Untuk meminta masukan terkait kasus tersebut. Setelahnya, pengacara publik Korea itu memberikan salinan perjanjian kerja laut (PKL) Kapal Long Xing. "Saat dipelajari ternyata PKL ini melanggar UU 21/2007 tentang TPPO," terangnya.
Dalam PKL itu juga terdapat sejumlah dugaan pelanggaran terhadap Peraturan Menteri Kelautan dan Perikanan Nomor 42/2016, di antaranya dari gaji 300 dolar AS per bulan, 100 dolar AS disimpan pemilik kapal, lalu ada pembayaran 800 dolar AS yang dibayarkan pekerja ke agen perekrut, ada pula 600 dolar AS ditanggung pekerja menggantikan biaya dokumen dan denda 1.600 dolar AS bila berhenti kerja. "Bahkan bila pindah kapal denda 5.000 dolar AS. Semua ditanggung dari upah pekerja," tuturnya.
Dia meminta penyelidikan segera dilakukan. Sehingga, pelaku pidana bisa segera bertanggung jawab. "Agar WNI yang menjadi ABK tidak diperlakukan semena-mena," terangnya.
Charles Honoris, anggota Komisi I DPR mengatakan, Pemerintah Indonesia harus mendesak Pemerintah Cina untuk menerapkan standar perlindungan pekerja dan perlindungan HAM sesuai standar universal. "Pemerintah Cina harus mengusut tuntas dan menjatuhkan sanksi hukum pada perusahaan pemilik kapal dan memberantas praktik-praktik serupa," terang dia.
Politikus PDIP itu menuturkan, Pemerintah Indonesia juga bisa mengangkat kasus pelanggaran HAM itu ke forum multilateral. Baik di Dewan HAM PBB maupun di Organisasi Buruh Internasional (ILO). Posisi Indonesia yang saat ini duduk sebagai anggota Dewan HAM PBB dan anggota ILO perlu dimanfaatkan untuk mendorong penegakan HAM secara progesif serta penghapusan segala macam bentuk perbudakan yang menjadi musuh kemanusiaan.
Selain itu, pemerintah hendaknya melakukan moratorium pengiriman buruh migran Indonesia ke negara-negara yang tidak menghormati HAM dan tidak menerapkan regulasi yang melindungi hak-hak para pekerja. "Hal ini demi memastikan perlindungan terhadap WNI di luar negeri," papar dia.
Anggota Komisi I DPR Muhammad Iqbal mendesak Kementerian Luar Negeri untuk segera memulangkan 14 ABK Indonesia dan meminta pemilik kapal untuk memenuhi hak-hak mereka yang terabaikan. Kemenlu juga harus segera memanggil Dubes Cina untuk meminta penjelasan alasan pelarungan jenazah ABK Indonesia, serta praktik kerja dan perlakuan tidak manusiawi.

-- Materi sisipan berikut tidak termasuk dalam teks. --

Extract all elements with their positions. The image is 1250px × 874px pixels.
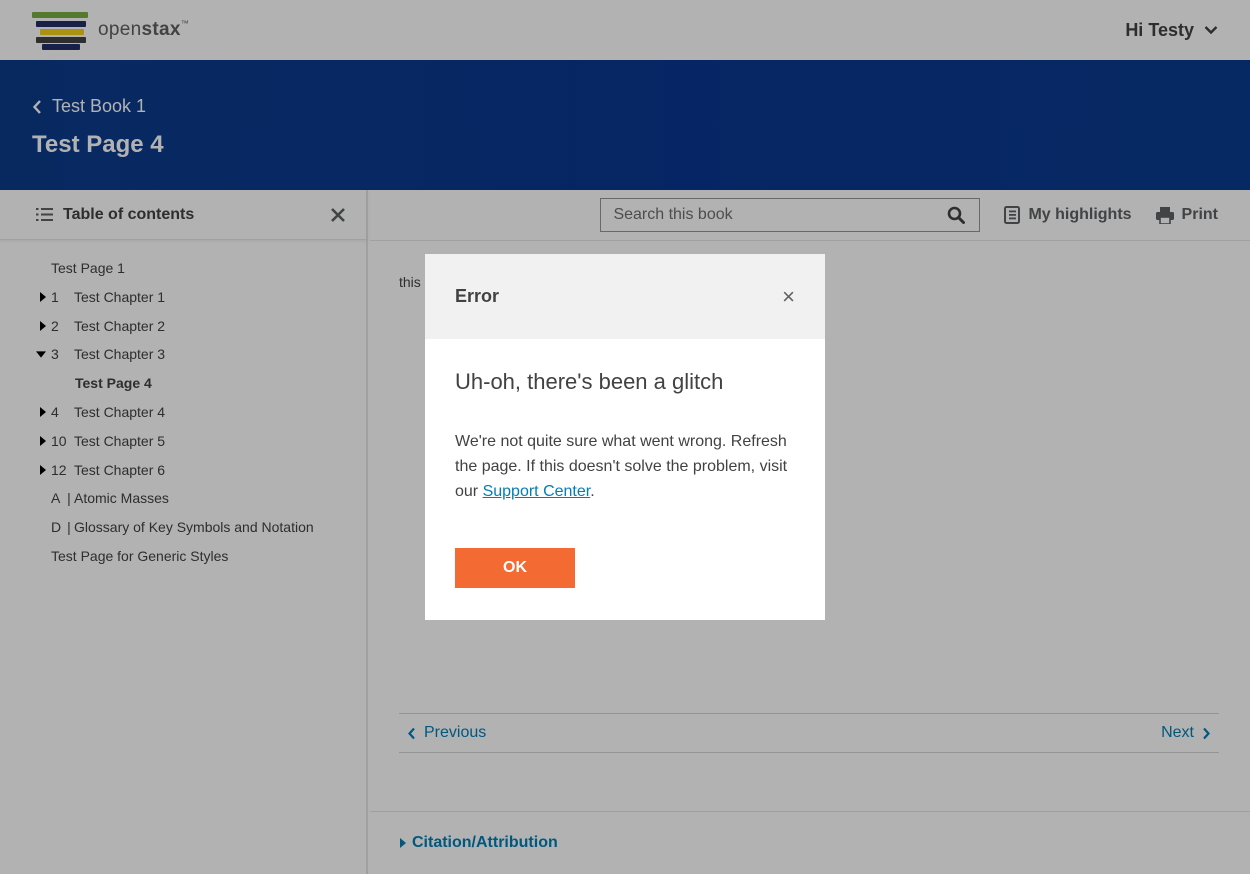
modal-body: Uh-oh, there's been a glitch We're not q…	[425, 339, 825, 588]
error-modal: Error × Uh-oh, there's been a glitch We'…	[425, 254, 825, 620]
modal-heading: Uh-oh, there's been a glitch	[455, 369, 724, 394]
modal-header: Error ×	[425, 254, 825, 339]
modal-message: We're not quite sure what went wrong. Re…	[455, 433, 788, 500]
ok-button[interactable]: OK	[455, 548, 575, 588]
modal-title: Error	[455, 286, 500, 306]
modal-close-icon[interactable]: ×	[782, 285, 795, 308]
support-center-link[interactable]: Support Center	[483, 483, 591, 500]
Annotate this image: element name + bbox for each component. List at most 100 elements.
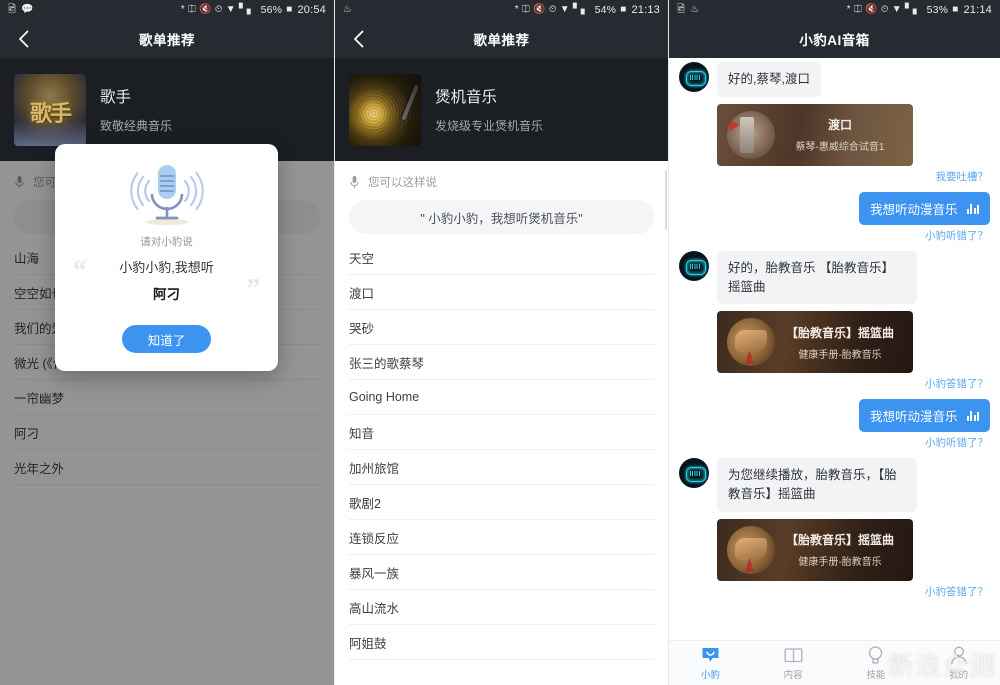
nfc-icon: ⎅: [853, 4, 863, 15]
status-bar: 🖻 ♨ * ⎅ 🔇 ⏲ ▼ ▘▖ 53% ■ 21:14: [669, 0, 1000, 20]
feedback-link[interactable]: 小豹答错了？: [679, 584, 988, 599]
playlist-meta: 煲机音乐 发烧级专业煲机音乐: [435, 85, 543, 134]
bot-avatar-icon: [679, 458, 709, 489]
list-item[interactable]: 天空: [349, 240, 654, 275]
music-card-text: 【胎教音乐】摇篮曲 健康手册-胎教音乐: [775, 324, 913, 361]
book-icon: [752, 645, 835, 665]
battery-percent: 53%: [926, 4, 949, 16]
song-list[interactable]: 天空 渡口 哭砂 张三的歌蔡琴 Going Home 知音 加州旅馆 歌剧2 连…: [335, 240, 668, 660]
message-row: 为您继续播放，胎教音乐，【胎教音乐】摇篮曲: [679, 458, 990, 512]
list-item[interactable]: 哭砂: [349, 310, 654, 345]
tab-mine[interactable]: 我的: [917, 645, 1000, 681]
chat-message: 好的，胎教音乐 【胎教音乐】摇篮曲 【胎教音乐】摇篮曲 健康手册-胎教音乐 小豹…: [679, 250, 990, 392]
message-text: 我想听动漫音乐: [869, 202, 958, 217]
mute-icon: 🔇: [533, 4, 546, 15]
clock: 20:54: [297, 4, 326, 16]
music-card-text: 渡口 蔡琴-惠威综合试音1: [775, 116, 913, 153]
tab-xiaobao[interactable]: 小豹: [669, 645, 752, 681]
album-thumbnail: [727, 525, 775, 574]
list-item[interactable]: 张三的歌蔡琴: [349, 345, 654, 380]
microphone-small-icon: [350, 176, 359, 188]
alarm-icon: ⏲: [880, 4, 889, 15]
list-item[interactable]: 知音: [349, 415, 654, 450]
music-card-subtitle: 健康手册-胎教音乐: [798, 349, 882, 361]
image-icon: 🖻: [8, 4, 17, 15]
audio-equalizer-icon: [966, 410, 979, 422]
quote-open-icon: “: [73, 255, 87, 285]
music-card[interactable]: 【胎教音乐】摇篮曲 健康手册-胎教音乐: [717, 311, 913, 374]
message-bubble: 好的,蔡琴,渡口: [717, 62, 821, 97]
playlist-header: 煲机音乐 发烧级专业煲机音乐: [335, 58, 668, 161]
clock: 21:13: [631, 4, 660, 16]
tab-skills[interactable]: 技能: [835, 645, 918, 681]
tab-content[interactable]: 内容: [752, 645, 835, 681]
message-bubble: 我想听动漫音乐: [858, 399, 990, 433]
page-title: 歌单推荐: [473, 33, 530, 48]
music-card-text: 【胎教音乐】摇篮曲 健康手册-胎教音乐: [775, 531, 913, 568]
list-item[interactable]: 阿姐鼓: [349, 625, 654, 660]
back-icon[interactable]: [12, 28, 34, 50]
message-row: 我想听动漫音乐: [679, 191, 990, 225]
dialog-confirm-button[interactable]: 知道了: [121, 325, 212, 353]
status-right-icons: * ⎅ 🔇 ⏲ ▼ ▘▖ 54% ■ 21:13: [515, 4, 660, 16]
microphone-icon: [119, 160, 215, 226]
list-item[interactable]: 加州旅馆: [349, 450, 654, 485]
page-title: 歌单推荐: [139, 33, 195, 48]
list-item[interactable]: 连锁反应: [349, 520, 654, 555]
bottom-tab-bar: 小豹 内容 技能 我的: [669, 640, 1000, 685]
tab-label: 小豹: [700, 670, 720, 681]
message-row: 我想听动漫音乐: [679, 399, 990, 433]
mute-icon: 🔇: [865, 4, 878, 15]
chat-message: 我想听动漫音乐 小豹听错了？: [679, 191, 990, 243]
message-icon: 💬: [21, 4, 34, 15]
signal-icon: ▘▖: [572, 4, 589, 15]
message-bubble: 我想听动漫音乐: [858, 191, 990, 225]
chat-message: 为您继续播放，胎教音乐，【胎教音乐】摇篮曲 【胎教音乐】摇篮曲 健康手册-胎教音…: [679, 458, 990, 599]
say-hint-label: 您可以这样说: [368, 177, 437, 189]
message-text: 我想听动漫音乐: [869, 410, 958, 425]
playlist-subtitle: 致敬经典音乐: [100, 119, 173, 133]
chat-message-list[interactable]: 好的,蔡琴,渡口 渡口 蔡琴-惠威综合试音1 我要吐槽？ 我想听动漫音乐 小豹听…: [669, 58, 1000, 640]
bluetooth-icon: *: [514, 4, 519, 15]
playlist-cover-image: [14, 73, 86, 146]
panel-playlist-singer: 🖻 💬 * ⎅ 🔇 ⏲ ▼ ▘▖ 56% ■ 20:54 歌单推荐 歌手 歌手 …: [0, 0, 334, 685]
list-item[interactable]: 暴风一族: [349, 555, 654, 590]
say-example-chip[interactable]: " 小豹小豹，我想听煲机音乐": [349, 200, 654, 234]
music-card-subtitle: 蔡琴-惠威综合试音1: [795, 142, 885, 154]
back-icon[interactable]: [347, 28, 369, 50]
wifi-icon: ▼: [559, 4, 570, 15]
feedback-link[interactable]: 小豹听错了？: [679, 228, 988, 243]
music-card-title: 【胎教音乐】摇篮曲: [785, 325, 894, 340]
wifi-icon: ▼: [225, 4, 236, 15]
music-card[interactable]: 渡口 蔡琴-惠威综合试音1: [717, 103, 913, 166]
music-card[interactable]: 【胎教音乐】摇篮曲 健康手册-胎教音乐: [717, 518, 913, 581]
feedback-link[interactable]: 小豹听错了？: [679, 435, 988, 450]
battery-icon: ■: [286, 4, 293, 15]
list-item[interactable]: 高山流水: [349, 590, 654, 625]
chat-message: 好的,蔡琴,渡口 渡口 蔡琴-惠威综合试音1 我要吐槽？: [679, 62, 990, 184]
playlist-subtitle: 发烧级专业煲机音乐: [435, 119, 544, 133]
list-item[interactable]: 歌剧2: [349, 485, 654, 520]
say-hint-row: 您可以这样说: [335, 161, 668, 200]
list-item[interactable]: 渡口: [349, 275, 654, 310]
feedback-link[interactable]: 我要吐槽？: [679, 169, 989, 184]
album-thumbnail: [727, 110, 775, 159]
chat-message: 我想听动漫音乐 小豹听错了？: [679, 399, 990, 450]
tab-label: 内容: [783, 670, 803, 681]
message-bubble: 为您继续播放，胎教音乐，【胎教音乐】摇篮曲: [717, 458, 917, 512]
dialog-quote-block: “ 小豹小豹,我想听 阿刁 ”: [69, 257, 264, 303]
nav-bar: 歌单推荐: [335, 20, 668, 58]
voice-tip-dialog: 请对小豹说 “ 小豹小豹,我想听 阿刁 ” 知道了: [55, 144, 278, 371]
tab-label: 我的: [949, 670, 969, 681]
list-item[interactable]: Going Home: [349, 380, 654, 415]
status-bar: 🖻 💬 * ⎅ 🔇 ⏲ ▼ ▘▖ 56% ■ 20:54: [0, 0, 334, 20]
battery-percent: 54%: [594, 4, 617, 16]
feedback-link[interactable]: 小豹答错了？: [679, 376, 988, 391]
bot-avatar-icon: [679, 62, 709, 92]
battery-icon: ■: [620, 4, 627, 15]
message-row: 好的,蔡琴,渡口: [679, 62, 990, 97]
scrollbar[interactable]: [665, 170, 667, 230]
status-left-icons: ♨: [343, 5, 352, 15]
dialog-line-1: 小豹小豹,我想听: [119, 260, 214, 275]
music-card-title: 渡口: [827, 118, 852, 133]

Menurut dia, apa yang terjadi kepada para ABK itu merupakan praktik perbudakan, yang bukan tidak mungkin masih banyak ABK lain mengalami hal yang sama. Maka, pihaknya meminta agar pemerintah menjadikan tragedi kemanusiaan tersebut sebagai momentum untuk mendata kembali semua pekerja migran di luar negeri, khususnya mereka yang bekerja di kapal agar kejadian itu tidak terulang.
DPR juga meminta pemerintah untuk membantu agar hak santunan kematian dapat diterima oleh ahli waris atau keluarga almarhum sesuai dengan Peraturan Pemerintah (PP) Nomor 7/2000 Tentang Kepelautan. Pada Pasal 31 ayat 2 dijelaskan bahwa jika awak kapal meninggal dunia, maka pengusaha angkutan perairan wajib membayar santunan. "Hak-hak ABK asal Indonesia yang lain juga harus dipenuhi oleh perusahaan yang mempekerjakan mereka," tegas politikus PPP itu.
Sementara itu, Lembaga Perlindungan Saksi dan Korban (LPSK) juga terlibat dalam pendampingan pemulangan ABK Long Xing kemarin. Hingga berita ini ditulis, tim LPSK masih melakukan studi lapangan untuk perencanaan langkah pendampingan hukum yang akan dilakukan.
Kasus kali ini terjadi di teritori negara lain dan kapal tempat ABK bekerja juga milik asing. Untuk itu, LPSK perlu melakukan pemetaan lebih cermat agar langkah hukum yang diambil dapat mencakup kedua belah pihak.
"Saat ini tim masih di lapangan," jelas Kasubag Humas LPSK Fakhur Haqiqi dikonfirmasi kemarin malam. Sebelumnya, LPSK pernah menangani kasus serupa yang terjadi di perairan Benjina, Maluku, pada 2015.
Kasus perbudakan di perairan itu melibatkan tenaga kerja dari berbagai negara, bukan hanya Indonesia. Dalam kasus semacam ini, LPSK akan memastikan perlindungan bagi ABK yang menjadi korban sekaligus saksi.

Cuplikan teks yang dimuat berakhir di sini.